SAF is made from renewable or waste sources, including waste fats, oils and greases, discarded rubbish, or agricultural and forest residues. It can also be made synthetically using carbon capture processes.
The IATA estimates that SAF could constitute 65% of the emission reduction required for aviation to reach net-zero by 2050, provided that SAF production increases significantly.
Though SAF production tripled to 600 million litres in 2023, it represents only 0.2% of global jet fuel use and is about 3-5 times more expensive than traditional jet fuel.
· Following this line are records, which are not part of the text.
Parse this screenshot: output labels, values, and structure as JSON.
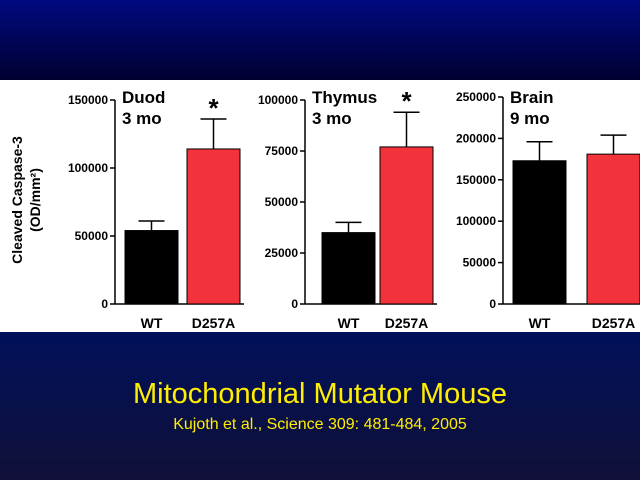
{
  "slide": {
    "ylabel": [
      "Cleaved  Caspase-3",
      "(OD/mm²)"
    ],
    "footer_title": "Mitochondrial Mutator Mouse",
    "footer_citation": "Kujoth et al., Science 309: 481-484, 2005"
  },
  "chart_data": [
    {
      "type": "bar",
      "title": "Duod",
      "subtitle": "3 mo",
      "categories": [
        "WT",
        "D257A"
      ],
      "values": [
        54000,
        114000
      ],
      "errors": [
        7000,
        22000
      ],
      "colors": [
        "#000000",
        "#f2333b"
      ],
      "annotation": "*",
      "ylim": [
        0,
        150000
      ],
      "yticks": [
        0,
        50000,
        100000,
        150000
      ]
    },
    {
      "type": "bar",
      "title": "Thymus",
      "subtitle": "3 mo",
      "categories": [
        "WT",
        "D257A"
      ],
      "values": [
        35000,
        77000
      ],
      "errors": [
        5000,
        17000
      ],
      "colors": [
        "#000000",
        "#f2333b"
      ],
      "annotation": "*",
      "ylim": [
        0,
        100000
      ],
      "yticks": [
        0,
        25000,
        50000,
        75000,
        100000
      ]
    },
    {
      "type": "bar",
      "title": "Brain",
      "subtitle": "9 mo",
      "categories": [
        "WT",
        "D257A"
      ],
      "values": [
        173000,
        181000
      ],
      "errors": [
        23000,
        23000
      ],
      "colors": [
        "#000000",
        "#f2333b"
      ],
      "ylim": [
        0,
        250000
      ],
      "yticks": [
        0,
        50000,
        100000,
        150000,
        200000,
        250000
      ]
    }
  ]
}
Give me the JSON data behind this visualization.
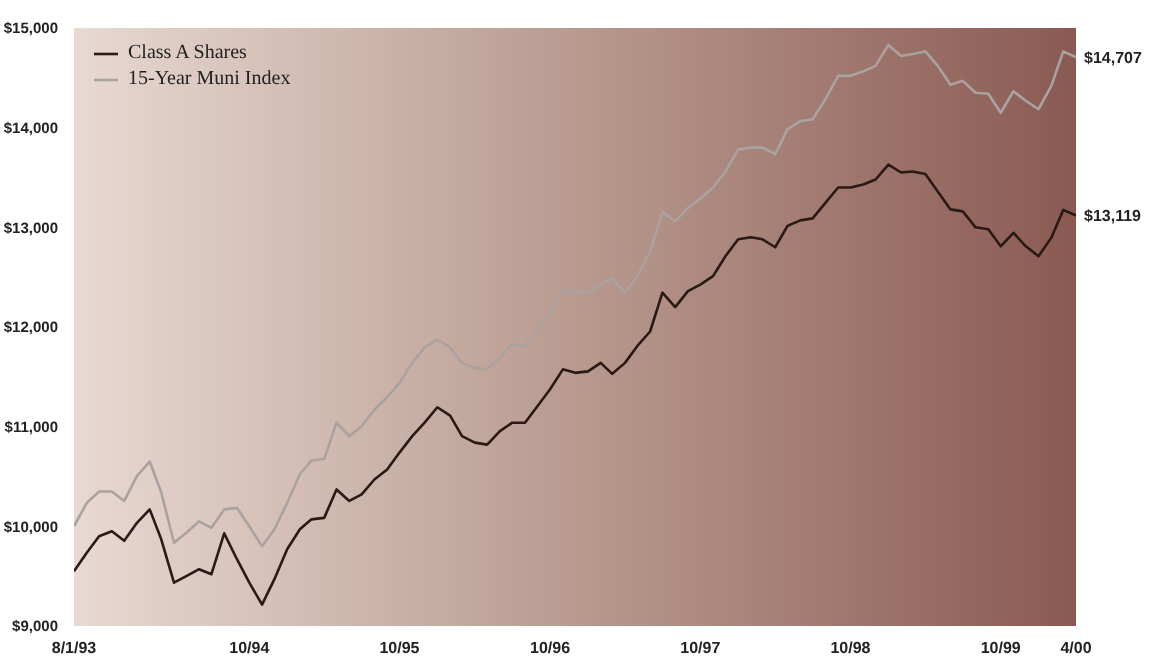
{
  "chart_data": {
    "type": "line",
    "x": [
      "1993-08",
      "1993-09",
      "1993-10",
      "1993-11",
      "1993-12",
      "1994-01",
      "1994-02",
      "1994-03",
      "1994-04",
      "1994-05",
      "1994-06",
      "1994-07",
      "1994-08",
      "1994-09",
      "1994-10",
      "1994-11",
      "1994-12",
      "1995-01",
      "1995-02",
      "1995-03",
      "1995-04",
      "1995-05",
      "1995-06",
      "1995-07",
      "1995-08",
      "1995-09",
      "1995-10",
      "1995-11",
      "1995-12",
      "1996-01",
      "1996-02",
      "1996-03",
      "1996-04",
      "1996-05",
      "1996-06",
      "1996-07",
      "1996-08",
      "1996-09",
      "1996-10",
      "1996-11",
      "1996-12",
      "1997-01",
      "1997-02",
      "1997-03",
      "1997-04",
      "1997-05",
      "1997-06",
      "1997-07",
      "1997-08",
      "1997-09",
      "1997-10",
      "1997-11",
      "1997-12",
      "1998-01",
      "1998-02",
      "1998-03",
      "1998-04",
      "1998-05",
      "1998-06",
      "1998-07",
      "1998-08",
      "1998-09",
      "1998-10",
      "1998-11",
      "1998-12",
      "1999-01",
      "1999-02",
      "1999-03",
      "1999-04",
      "1999-05",
      "1999-06",
      "1999-07",
      "1999-08",
      "1999-09",
      "1999-10",
      "1999-11",
      "1999-12",
      "2000-01",
      "2000-02",
      "2000-03",
      "2000-04"
    ],
    "series": [
      {
        "name": "Class A Shares",
        "color": "#2a1a16",
        "values": [
          9550,
          9735,
          9900,
          9950,
          9855,
          10035,
          10170,
          9870,
          9435,
          9500,
          9570,
          9520,
          9930,
          9670,
          9435,
          9215,
          9470,
          9770,
          9970,
          10070,
          10085,
          10370,
          10255,
          10320,
          10470,
          10570,
          10740,
          10905,
          11040,
          11195,
          11110,
          10905,
          10840,
          10820,
          10955,
          11040,
          11040,
          11210,
          11375,
          11575,
          11540,
          11555,
          11640,
          11530,
          11640,
          11810,
          11955,
          12345,
          12200,
          12360,
          12425,
          12510,
          12710,
          12880,
          12900,
          12880,
          12800,
          13015,
          13070,
          13090,
          13245,
          13400,
          13400,
          13430,
          13480,
          13630,
          13550,
          13560,
          13535,
          13360,
          13180,
          13160,
          13000,
          12980,
          12810,
          12945,
          12810,
          12710,
          12895,
          13175,
          13119
        ]
      },
      {
        "name": "15-Year Muni Index",
        "color": "#aaa2a0",
        "values": [
          10000,
          10235,
          10350,
          10350,
          10255,
          10505,
          10650,
          10340,
          9835,
          9935,
          10050,
          9985,
          10170,
          10185,
          10000,
          9800,
          9970,
          10235,
          10525,
          10660,
          10675,
          11040,
          10905,
          11005,
          11170,
          11295,
          11440,
          11640,
          11795,
          11875,
          11795,
          11640,
          11590,
          11575,
          11690,
          11825,
          11810,
          11975,
          12145,
          12380,
          12345,
          12345,
          12425,
          12490,
          12345,
          12510,
          12755,
          13155,
          13060,
          13195,
          13290,
          13400,
          13560,
          13780,
          13800,
          13800,
          13735,
          13985,
          14065,
          14085,
          14285,
          14520,
          14520,
          14565,
          14620,
          14830,
          14720,
          14740,
          14765,
          14620,
          14430,
          14470,
          14350,
          14340,
          14150,
          14365,
          14270,
          14185,
          14420,
          14765,
          14707
        ]
      }
    ],
    "xlim": [
      "1993-08",
      "2000-04"
    ],
    "xticks": [
      {
        "value": "1993-08",
        "label": "8/1/93"
      },
      {
        "value": "1994-10",
        "label": "10/94"
      },
      {
        "value": "1995-10",
        "label": "10/95"
      },
      {
        "value": "1996-10",
        "label": "10/96"
      },
      {
        "value": "1997-10",
        "label": "10/97"
      },
      {
        "value": "1998-10",
        "label": "10/98"
      },
      {
        "value": "1999-10",
        "label": "10/99"
      },
      {
        "value": "2000-04",
        "label": "4/00"
      }
    ],
    "ylim": [
      9000,
      15000
    ],
    "yticks": [
      {
        "value": 9000,
        "label": "$9,000"
      },
      {
        "value": 10000,
        "label": "$10,000"
      },
      {
        "value": 11000,
        "label": "$11,000"
      },
      {
        "value": 12000,
        "label": "$12,000"
      },
      {
        "value": 13000,
        "label": "$13,000"
      },
      {
        "value": 14000,
        "label": "$14,000"
      },
      {
        "value": 15000,
        "label": "$15,000"
      }
    ],
    "annotations": [
      {
        "text": "$14,707",
        "x": "2000-04",
        "y": 14707
      },
      {
        "text": "$13,119",
        "x": "2000-04",
        "y": 13119
      }
    ],
    "legend": "top left",
    "grid": false,
    "marker": "none",
    "line_style": "solid"
  }
}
How do SAF certificates work?
By purchasing SAF certificates, businesses add high-integrity fuel to SAFc partner airline flights. They can then make greenhouse gas emissions reduction claims on their climate disclosures in line with corporate sustainability goals.
The Sustainable Aviation Buyers Alliance (SABA), which coordinated Monday’s investments, has existing SAFc commitments from participants such as AstraZeneca, Autodesk, Bain & Company, BCG, Deloitte, JPMorgan Chase, Live Nation, McKinsey & Company, Meta, Morgan Stanley, Netflix, Novo Nordisk, Samsung Biologics, Watershed, and Workday. These deals equate to roughly 500,000 tonnes of abated CO2 emissions.
Alongside Alaska Airlines, SABA also partners with JetBlue and Southwest Airlines.
As businesses and the aviation industry seek sustainable emissions solutions, the future of SAFc looks promising.